# The Killing



## phillihp23 (Mar 14, 2012)

Started watching this show on Netflix. They have the first four seasons available. Pretty interesting show based out of Seattle Washington. A lot of the characters are loosely based off of local individuals be it politicians or others. It appears most if not all of the show is shot locally. Interesting to see a show which features your local geographical area both in name and site throughout the show.

The premise of the show is two detectives trying to uncover the killer of a young girl.


----------



## Jeff L (Jun 24, 2014)

good show, dark kinda like true detective. worth the watch


----------



## Mike Edwards (Mar 10, 2011)

I've been meaning to watch the show since it was announced. I've just been too swamped with watching material to pick it up. I didn't realize its been 4 seasons already


----------



## nova (Apr 30, 2006)

Yeah, this show is pretty good and has a bit of a storied life of it's own. AMC cancelled it after the second season and then a while later changed their minds and picked it back up for a third season. AMC then cancelled the show again after the third season. Looks like Netflix has picked it up for the fourth and perhaps final season... then again the killing seems to be a show that is very hard to kill.


----------



## phillihp23 (Mar 14, 2012)

nova said:


> Yeah, this show is pretty good and has a bit of a storied life of it's own. AMC cancelled it after the second season and then a while later changed their minds and picked it back up for a third season. AMC then cancelled the show again after the third season. Looks like Netflix has picked it up for the fourth and perhaps final season... then again the killing seems to be a show that is very hard to kill.

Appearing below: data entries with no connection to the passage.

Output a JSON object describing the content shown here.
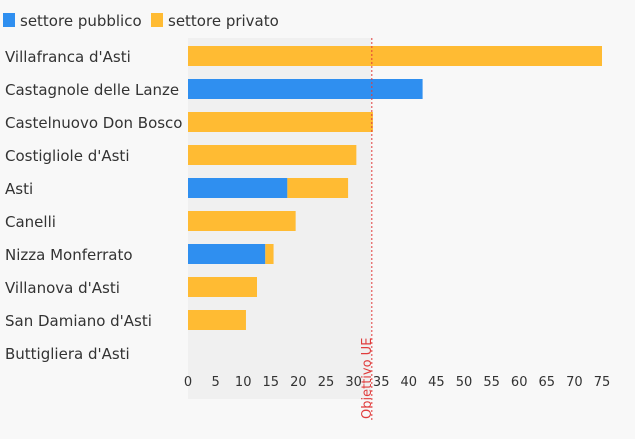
{
  "chart_data": {
    "type": "bar",
    "orientation": "horizontal",
    "stacked": true,
    "categories": [
      "Villafranca d'Asti",
      "Castagnole delle Lanze",
      "Castelnuovo Don Bosco",
      "Costigliole d'Asti",
      "Asti",
      "Canelli",
      "Nizza Monferrato",
      "Villanova d'Asti",
      "San Damiano d'Asti",
      "Buttigliera d'Asti"
    ],
    "series": [
      {
        "name": "settore pubblico",
        "color": "#2f8ff0",
        "values": [
          0,
          42.5,
          0,
          0,
          18,
          0,
          14,
          0,
          0,
          0
        ]
      },
      {
        "name": "settore privato",
        "color": "#ffbb33",
        "values": [
          75,
          0,
          33.5,
          30.5,
          11,
          19.5,
          1.5,
          12.5,
          10.5,
          0
        ]
      }
    ],
    "xlim": [
      0,
      75
    ],
    "xticks": [
      "0",
      "5",
      "10",
      "15",
      "20",
      "25",
      "30",
      "35",
      "40",
      "45",
      "50",
      "55",
      "60",
      "65",
      "70",
      "75"
    ],
    "reference_line": {
      "value": 33.3,
      "label": "Obiettivo UE",
      "color": "#e03c3c"
    },
    "legend_position": "top-left",
    "grid": false
  }
}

You are correct, the fourth season beginning credits state "Netflix Original". And as far as a fifth season....I am betting there will be one based on the closing episode of season 4. :yay: I haven't done any real research though so as far as I know season four was already produced and just purchased and aired by Netflix.


----------



## phillihp23 (Mar 14, 2012)

Mike Edwards said:


> I've been meaning to watch the show since it was announced. I've just been too swamped with watching material to pick it up. I didn't realize its been 4 seasons already


I think you will enjoy it. Some strong illusions of character throughout. Recommended.


----------



## typ44q (Apr 7, 2008)

I have been a huge fan of this show since the first episode aired. I was very happy to see Netflix give it a new life but based on the events in the last episode of season 4 I doubt there will be another season. Without any spoilers I am not sure how there could be really.


----------